Но не оправдались и надежды польских националистов. Посредством общего краха и падения фронта в начале 1918 года и после вторжения немцев в Россию часть корпуса была захвачена и разоружена, часть рассеялась, а остатки польских войск впоследствии нашли гостеприимный приют в рядах Добровольческой армии.

Лично я не могу не сказать доброго слова о 1-м польском корпусе, частям которого, расквартированным в Быхове, мы многим обязаны в деле защиты жизни генерала Корнилова и других быховских узников в памятные дни с сентября по ноябрь.

Центробежные силы разрывали на части страну и армию. К классовой и партийной нетерпимости примешивалось озлобление национальной розни, частично коренившейся в исторически сложившихся отношениях между народностями, населявшими Россию, и императорским правительством, а частично совершенно безосновательной, абсурдной, подпитываемой причинами, не имевшими ничего общего со здоровым национальным чувством. Скрытые или подавленные ранее, эти распри бурно вырвались наружу именно в тот момент, когда, по несчастью, общая российская власть добросовестно и добровольно встала на путь признания исторических прав и национально-культурного самоопределения составных элементов Российского государства.

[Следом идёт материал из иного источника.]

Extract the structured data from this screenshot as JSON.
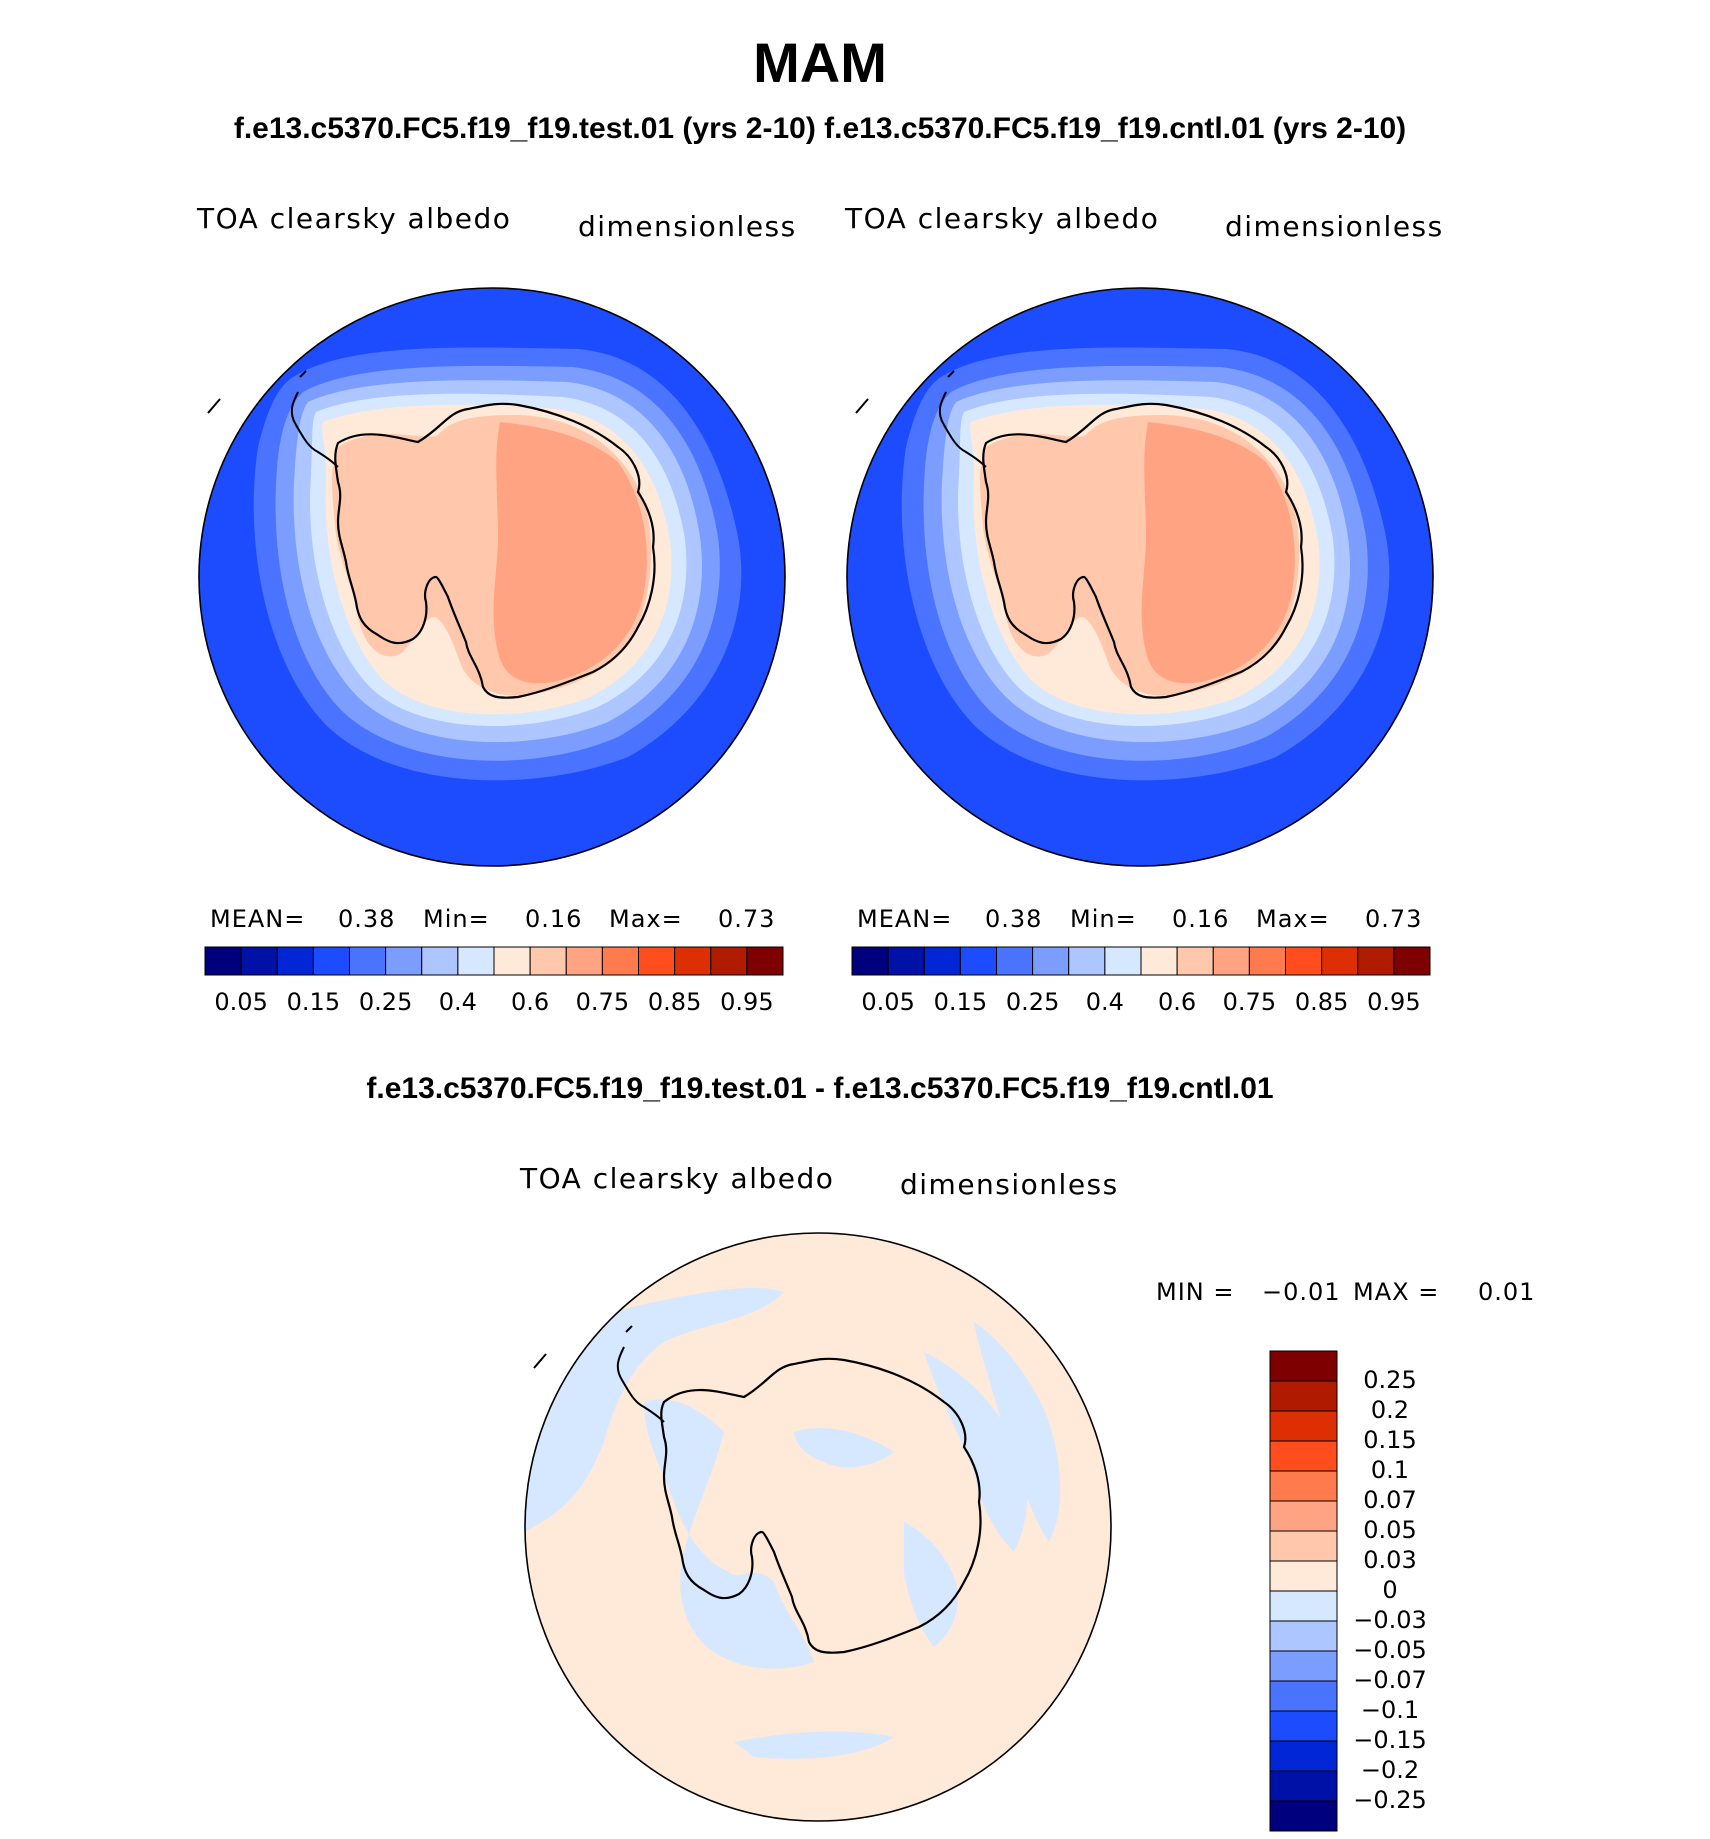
{
  "title": "MAM",
  "subtitle": "f.e13.c5370.FC5.f19_f19.test.01 (yrs 2-10) f.e13.c5370.FC5.f19_f19.cntl.01 (yrs 2-10)",
  "panels": [
    {
      "variable": "TOA clearsky albedo",
      "units": "dimensionless",
      "mean_label": "MEAN=",
      "mean": "0.38",
      "min_label": "Min=",
      "min": "0.16",
      "max_label": "Max=",
      "max": "0.73"
    },
    {
      "variable": "TOA clearsky albedo",
      "units": "dimensionless",
      "mean_label": "MEAN=",
      "mean": "0.38",
      "min_label": "Min=",
      "min": "0.16",
      "max_label": "Max=",
      "max": "0.73"
    }
  ],
  "colorbar": {
    "colors": [
      "#00007f",
      "#0011a8",
      "#0026d6",
      "#1d4cff",
      "#4a73ff",
      "#7b9dff",
      "#adc6ff",
      "#d6e8ff",
      "#ffe9d9",
      "#ffc8ad",
      "#ffa382",
      "#ff7a4d",
      "#ff4d1d",
      "#de2e03",
      "#b01b00",
      "#7f0000"
    ],
    "tick_labels": [
      "0.05",
      "0.15",
      "0.25",
      "0.4",
      "0.6",
      "0.75",
      "0.85",
      "0.95"
    ]
  },
  "difference": {
    "title": "f.e13.c5370.FC5.f19_f19.test.01 - f.e13.c5370.FC5.f19_f19.cntl.01",
    "variable": "TOA clearsky albedo",
    "units": "dimensionless",
    "min_label": "MIN =",
    "min": "−0.01",
    "max_label": "MAX =",
    "max": "0.01",
    "colorbar": {
      "colors": [
        "#7f0000",
        "#b01b00",
        "#de2e03",
        "#ff4d1d",
        "#ff7a4d",
        "#ffa382",
        "#ffc8ad",
        "#ffe9d9",
        "#d6e8ff",
        "#adc6ff",
        "#7b9dff",
        "#4a73ff",
        "#1d4cff",
        "#0026d6",
        "#0011a8",
        "#00007f"
      ],
      "tick_labels": [
        "0.25",
        "0.2",
        "0.15",
        "0.1",
        "0.07",
        "0.05",
        "0.03",
        "0",
        "−0.03",
        "−0.05",
        "−0.07",
        "−0.1",
        "−0.15",
        "−0.2",
        "−0.25"
      ]
    }
  }
}
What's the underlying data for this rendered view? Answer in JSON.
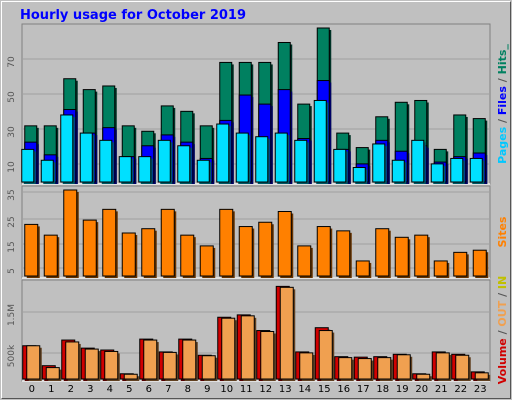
{
  "chart_data": {
    "type": "bar",
    "title": "Hourly usage for October 2019",
    "categories": [
      "0",
      "1",
      "2",
      "3",
      "4",
      "5",
      "6",
      "7",
      "8",
      "9",
      "10",
      "11",
      "12",
      "13",
      "14",
      "15",
      "16",
      "17",
      "18",
      "19",
      "20",
      "21",
      "22",
      "23"
    ],
    "panels": [
      {
        "name": "requests",
        "yticks": [
          "10",
          "30",
          "50",
          "70"
        ],
        "ylim": [
          0,
          85
        ],
        "ylabel_parts": [
          {
            "text": "Pages",
            "color": "#00c8ff"
          },
          {
            "text": " / ",
            "color": "#555555"
          },
          {
            "text": "Files",
            "color": "#0000ff"
          },
          {
            "text": " / ",
            "color": "#555555"
          },
          {
            "text": "Hits_",
            "color": "#008060"
          }
        ],
        "series": [
          {
            "name": "Hits",
            "color": "#008060",
            "values": [
              31,
              31,
              57,
              51,
              53,
              31,
              28,
              42,
              39,
              31,
              66,
              66,
              66,
              77,
              43,
              85,
              27,
              19,
              36,
              44,
              45,
              18,
              37,
              35
            ]
          },
          {
            "name": "Files",
            "color": "#0000ff",
            "values": [
              22,
              15,
              40,
              27,
              30,
              14,
              20,
              26,
              22,
              13,
              34,
              48,
              43,
              51,
              24,
              56,
              18,
              10,
              23,
              17,
              20,
              11,
              14,
              16
            ]
          },
          {
            "name": "Pages",
            "color": "#00e0ff",
            "values": [
              18,
              12,
              37,
              27,
              23,
              14,
              14,
              23,
              20,
              12,
              32,
              27,
              25,
              27,
              23,
              45,
              18,
              8,
              21,
              12,
              23,
              10,
              13,
              13
            ]
          }
        ]
      },
      {
        "name": "sites",
        "yticks": [
          "5",
          "15",
          "25",
          "35"
        ],
        "ylim": [
          0,
          40
        ],
        "ylabel_parts": [
          {
            "text": "Sites",
            "color": "#ff8000"
          }
        ],
        "series": [
          {
            "name": "Sites",
            "color": "#ff8000",
            "values": [
              24,
              19,
              40,
              26,
              31,
              20,
              22,
              31,
              19,
              14,
              31,
              23,
              25,
              30,
              14,
              23,
              21,
              7,
              22,
              18,
              19,
              7,
              11,
              12
            ]
          }
        ]
      },
      {
        "name": "volume",
        "yticks": [
          "500k",
          "1.5M"
        ],
        "ylim": [
          0,
          2000
        ],
        "ylabel_parts": [
          {
            "text": "Volume",
            "color": "#d00000"
          },
          {
            "text": " / ",
            "color": "#555555"
          },
          {
            "text": "OUT",
            "color": "#f0a050"
          },
          {
            "text": " / ",
            "color": "#555555"
          },
          {
            "text": "IN",
            "color": "#c0c000"
          }
        ],
        "series": [
          {
            "name": "Volume",
            "color": "#d00000",
            "values": [
              700,
              280,
              820,
              650,
              610,
              110,
              840,
              570,
              840,
              500,
              1300,
              1350,
              1020,
              1950,
              570,
              1080,
              470,
              460,
              470,
              520,
              110,
              570,
              520,
              150
            ]
          },
          {
            "name": "OUT",
            "color": "#f0a050",
            "values": [
              700,
              240,
              780,
              630,
              580,
              100,
              820,
              560,
              820,
              490,
              1280,
              1330,
              1000,
              1930,
              550,
              1020,
              450,
              430,
              450,
              510,
              100,
              550,
              500,
              130
            ]
          }
        ]
      }
    ]
  }
}
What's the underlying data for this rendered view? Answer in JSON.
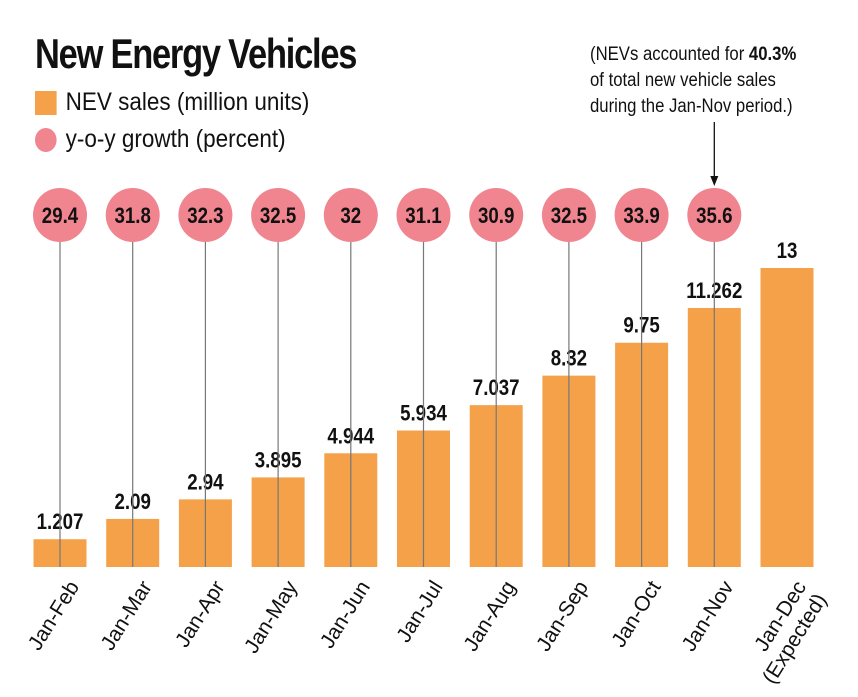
{
  "chart_data": {
    "type": "bar",
    "title": "New Energy Vehicles",
    "categories": [
      "Jan-Feb",
      "Jan-Mar",
      "Jan-Apr",
      "Jan-May",
      "Jan-Jun",
      "Jan-Jul",
      "Jan-Aug",
      "Jan-Sep",
      "Jan-Oct",
      "Jan-Nov",
      "Jan-Dec (Expected)"
    ],
    "series": [
      {
        "name": "NEV sales (million units)",
        "values": [
          1.207,
          2.09,
          2.94,
          3.895,
          4.944,
          5.934,
          7.037,
          8.32,
          9.75,
          11.262,
          13
        ],
        "color": "#f4a14a"
      },
      {
        "name": "y-o-y growth (percent)",
        "values": [
          29.4,
          31.8,
          32.3,
          32.5,
          32,
          31.1,
          30.9,
          32.5,
          33.9,
          35.6,
          null
        ],
        "color": "#f08590"
      }
    ],
    "annotation": {
      "pre": "(NEVs accounted for ",
      "bold": "40.3%",
      "line2": "of total new vehicle sales",
      "line3": "during the Jan-Nov period.)"
    },
    "ylim": [
      0,
      13
    ]
  }
}
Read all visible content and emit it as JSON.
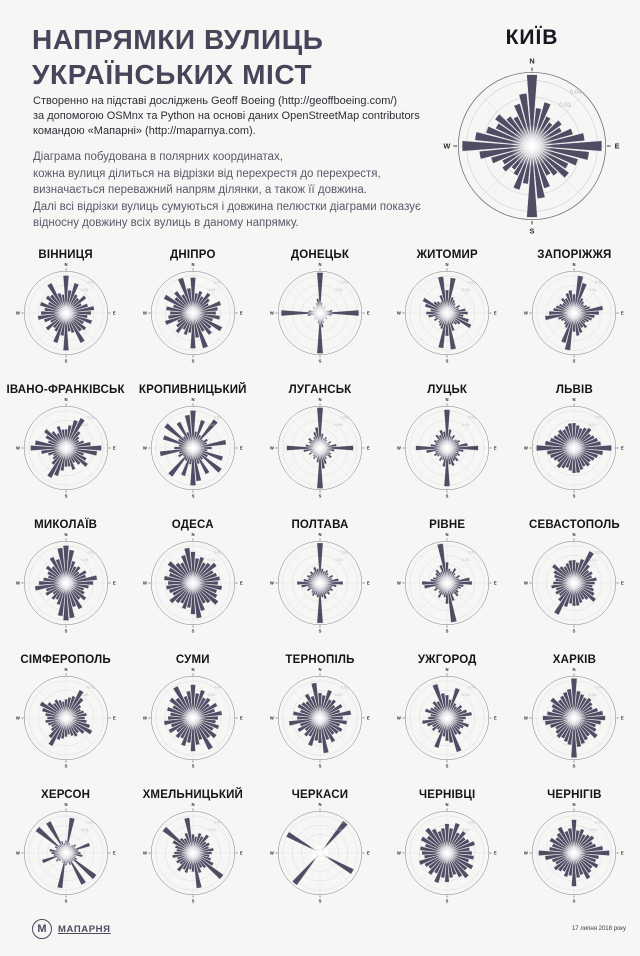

Прощание генерала Алексеева (в центре).

ГЛАВА XXVI

Май и начало июня в сфере военного управления — Отставка Гучкова и генерала Алексеева — Мой уход из Ставки — Управление Керенского и генерала Брусилова.

1 мая военный министр Гучков оставил свой пост. «Мы хотели, — так он объяснял смысл „демократизации“ армии, которую пытался провести, — придать организованные формы и определенные русла тому пробудившемуся духу самостоятельности, самодеятельности и свободы, который охватил всех. Но есть грань, за которой начинается гибель того живого, могучего организма, коим является армия». Несомненно, эта грань была перейдена еще до 1 мая.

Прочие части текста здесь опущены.